Larga tudo
Dia desses estava eu completamente relaxado, cochilando no coletivo que me levava ao trabalho, quando subitamente algo atraiu minha atenção. Avistei um guri correndo esbaforido pelo chão lamacento. Sem camisa, com os pés descalços... Os olhos sempre fincados no céu cinzento. Olhei para o firmamento e compreendi. Um meio sorriso se formou em meus lábios, o garoto que dormita em meu intimo deu sinais de vida e as lembranças vieram em jorro...
Final da década de 1970, o céu estava apinhado de cafifas, boa parte delas com majestosas rabiolas: longas e imponentes.
Cintilavam coloridas no ar, com escudos dos nossos times de futebol, com os rostos dos nossos super heróis favoritos... O vento soprava com brandura e frescor, o sol iluminava radioso e aquecia aqueles dias onde a diversão era o único compromisso.

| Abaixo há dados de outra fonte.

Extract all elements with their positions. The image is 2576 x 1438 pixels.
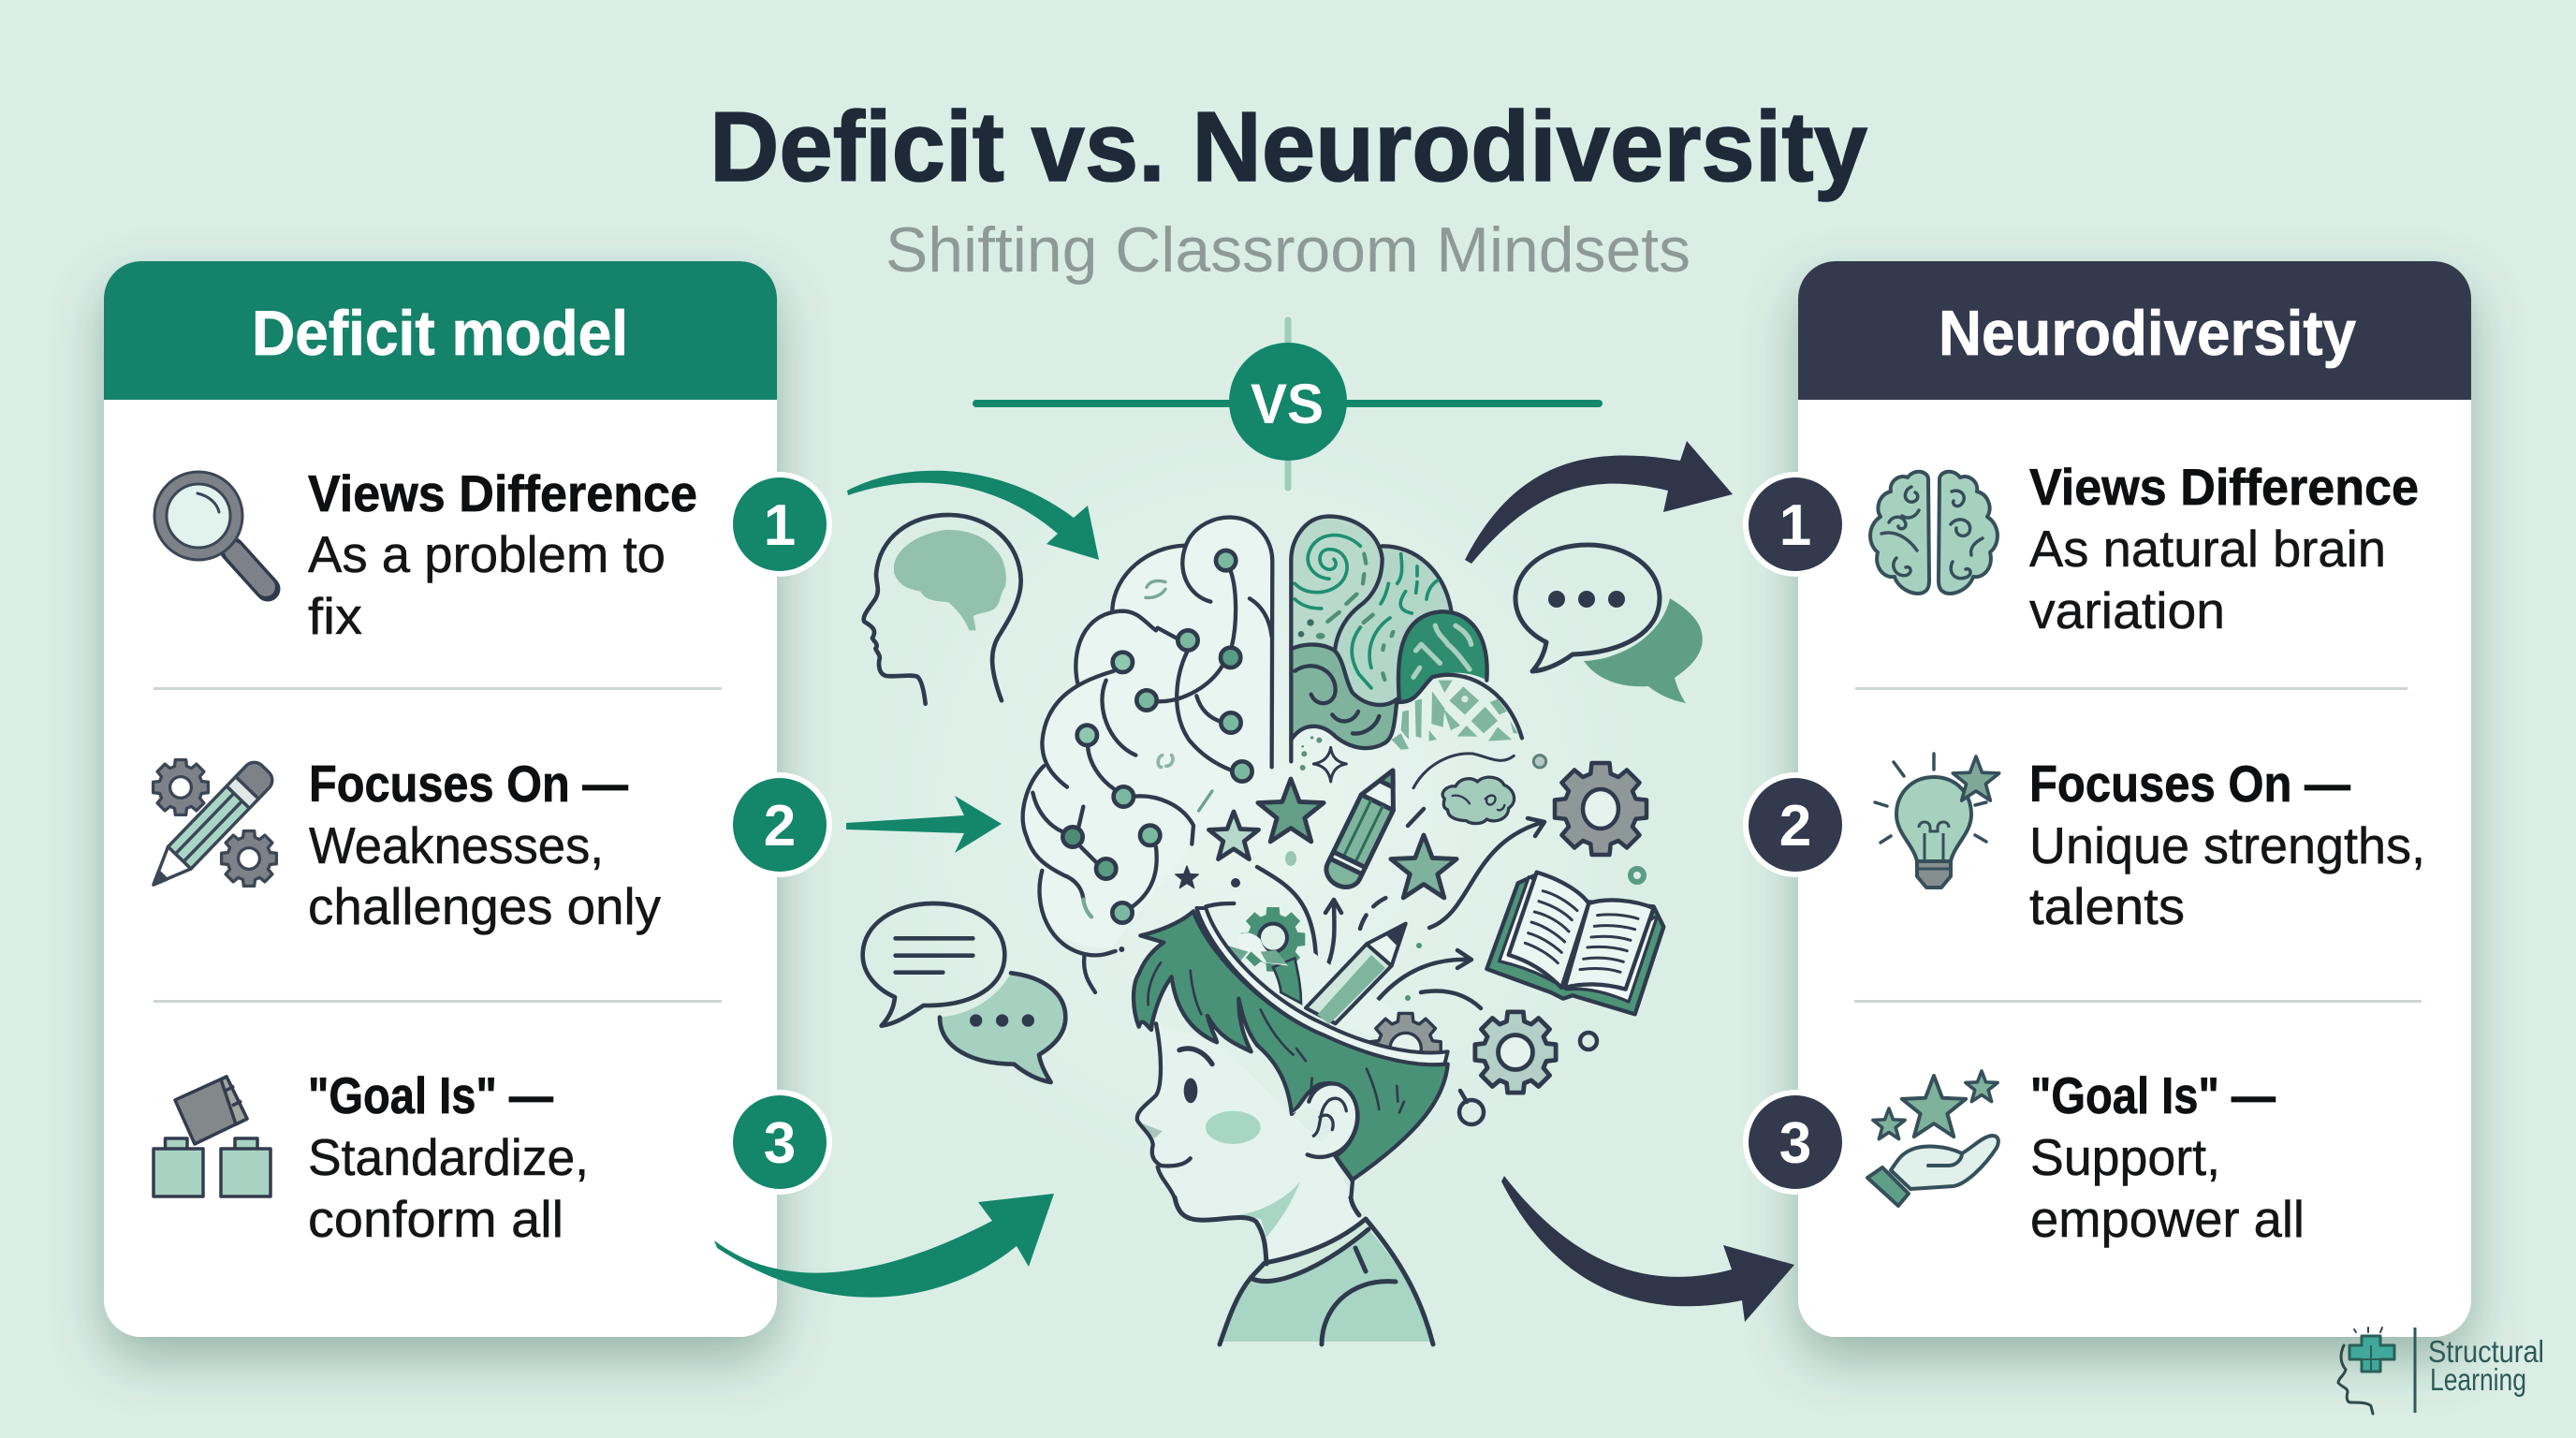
number badge: right 1: 1 [1779, 493, 1811, 558]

Hoje, encouraçado por décadas de existência as coisas mudaram. Tenho notado que a medida em que os anos avançam a vida vai roubando os sorrisos "dos desatentos", deixando-os carrancudos e amargos.
Hoje vejo adultos e idosos empinando pipas negra que levam em seu corpo as seguintes inscrições: "problemas", "angústias", "desconfianças", "medos"...
O céu que outrora ofuscava a vista com um intenso azul agora se apresenta opaco, enegrecido... O vento que bafejava moderadamente agora sopra com ferocidade.
Ao redor dos papagaios negros desses homens e mulheres, há inúmeros outros investindo contra os deles.
É preciso permitir que o jovem impetuoso, irresponsável e corajoso que reside em nosso intimo se manifeste e arrebente a linha que mantém nossos temores flutuando imponentes sobre nós e soltem sem receio para que o vento da mudança se encarregue de levar nossos sofrimentos para bem distante.
Quando encurralados é saudável desdenhar dos nossos incômodos, olhar com superioridade e confiança para o que nos aflige, encarar com menos seriedade aquilo que nós contraria, enxergar com pequenez os nossos verdugos..
É preciso reconhecer a nossa grandeza, sobretudo quando estivermos embrulhados em redemoinhos mentais e emocionais.
Ah!!! Não se assuste se no momento em que arrebentar a linha dos seus tormentos, instantes antes de solta-la ao sabor do vento, perceber que a cor de sua pipa mudou de negra para rosa, e que em seu corpo agora fulgura a inscrição "paz".